Endüstri İlişkileri, Teknolojinin Esiri mi, İvmelendiricisi mi?
Endüstriyel ilişkiler bu teknolojik fırtınadan bazen olumlu, zaman
zaman da olumsuz etkilenmiştir. Esneme ve esnekleşme gereği
işsiz kalanlar olduğu gibi pek çok yeni iş ve daha önce var
olmayan iş alanı ortaya çıkmıştır. Günümüzde artan rekabet ve
globalleşmenin etkisiyle bir çeşit geriye dönüş yaşanmış,
kuralların yani iş hukukunun esnekleştirilmesine çalışılmıştır.
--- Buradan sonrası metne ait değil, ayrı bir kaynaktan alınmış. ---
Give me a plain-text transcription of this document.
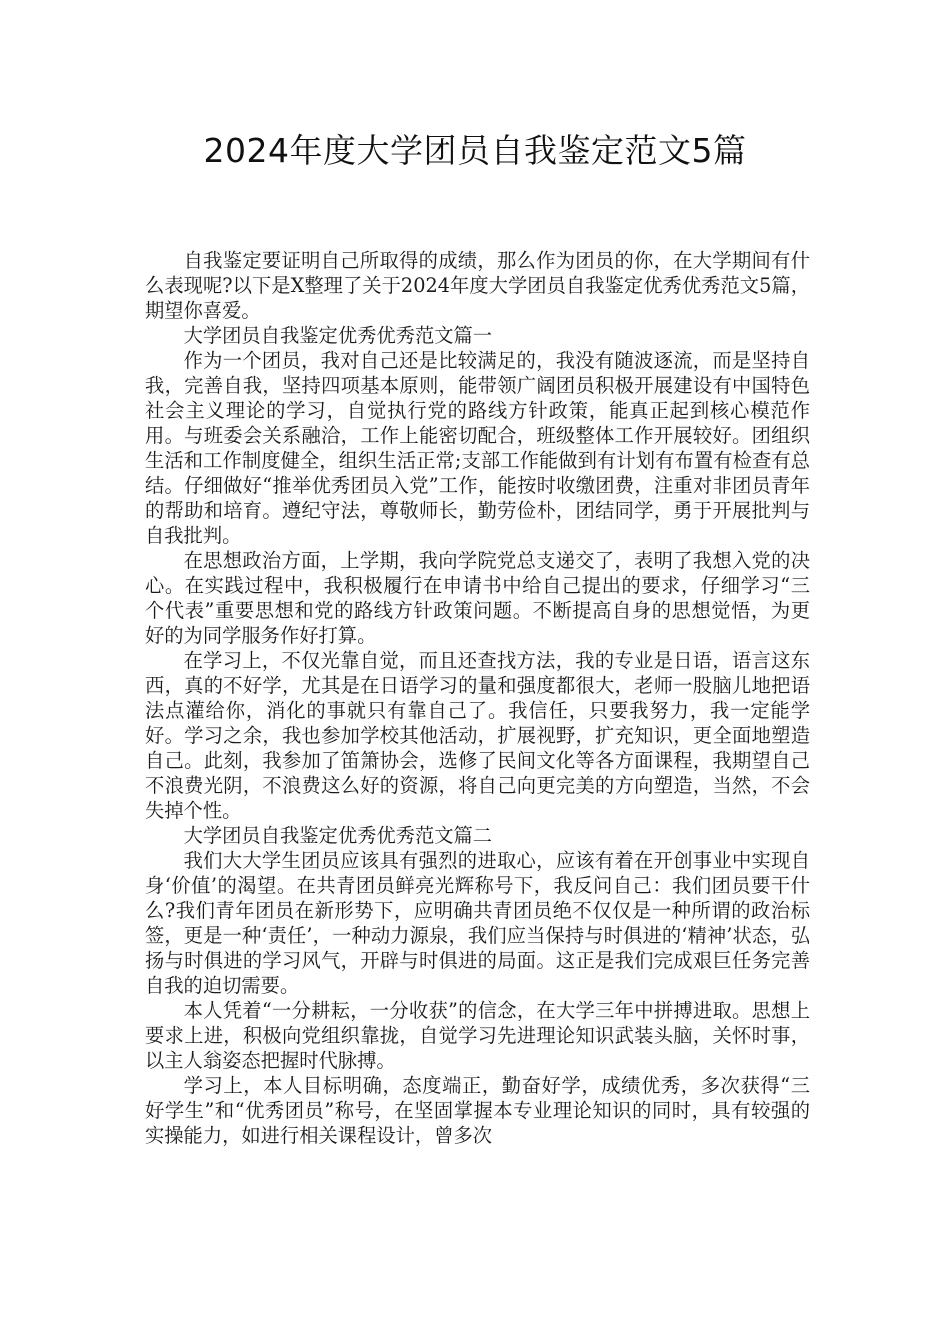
2024年度大学团员自我鉴定范文5篇

自我鉴定要证明自己所取得的成绩，那么作为团员的你，在大学期间有什么表现呢?以下是X整理了关于2024年度大学团员自我鉴定优秀优秀范文5篇，期望你喜爱。

大学团员自我鉴定优秀优秀范文篇一

作为一个团员，我对自己还是比较满足的，我没有随波逐流，而是坚持自我，完善自我，坚持四项基本原则，能带领广阔团员积极开展建设有中国特色社会主义理论的学习，自觉执行党的路线方针政策，能真正起到核心模范作用。与班委会关系融洽，工作上能密切配合，班级整体工作开展较好。团组织生活和工作制度健全，组织生活正常;支部工作能做到有计划有布置有检查有总结。仔细做好“推举优秀团员入党”工作，能按时收缴团费，注重对非团员青年的帮助和培育。遵纪守法，尊敬师长，勤劳俭朴，团结同学，勇于开展批判与自我批判。

在思想政治方面，上学期，我向学院党总支递交了，表明了我想入党的决心。在实践过程中，我积极履行在申请书中给自己提出的要求，仔细学习“三个代表”重要思想和党的路线方针政策问题。不断提高自身的思想觉悟，为更好的为同学服务作好打算。

在学习上，不仅光靠自觉，而且还查找方法，我的专业是日语，语言这东西，真的不好学，尤其是在日语学习的量和强度都很大，老师一股脑儿地把语法点灌给你，消化的事就只有靠自己了。我信任，只要我努力，我一定能学好。学习之余，我也参加学校其他活动，扩展视野，扩充知识，更全面地塑造自己。此刻，我参加了笛箫协会，选修了民间文化等各方面课程，我期望自己不浪费光阴，不浪费这么好的资源，将自己向更完美的方向塑造，当然，不会失掉个性。

大学团员自我鉴定优秀优秀范文篇二

我们大大学生团员应该具有强烈的进取心，应该有着在开创事业中实现自身‘价值’的渴望。在共青团员鲜亮光辉称号下，我反问自己：我们团员要干什么?我们青年团员在新形势下，应明确共青团员绝不仅仅是一种所谓的政治标签，更是一种‘责任’，一种动力源泉，我们应当保持与时俱进的‘精神’状态，弘扬与时俱进的学习风气，开辟与时俱进的局面。这正是我们完成艰巨任务完善自我的迫切需要。

本人凭着“一分耕耘，一分收获”的信念，在大学三年中拼搏进取。思想上要求上进，积极向党组织靠拢，自觉学习先进理论知识武装头脑，关怀时事，以主人翁姿态把握时代脉搏。

学习上，本人目标明确，态度端正，勤奋好学，成绩优秀，多次获得“三好学生”和“优秀团员”称号，在坚固掌握本专业理论知识的同时，具有较强的实操能力，如进行相关课程设计，曾多次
Burada en önemli sorun yok olan işlerin yerine ortaya çıkan
yeni ve nitelikli işgücü gerektiren işlerde istihdam edilemeyen
işgücünün yeniden iş hayatına kazandırılmasındaki güçlük ve bunun
yarattığı zincirleme sosyo-ekonomik etkilerdir.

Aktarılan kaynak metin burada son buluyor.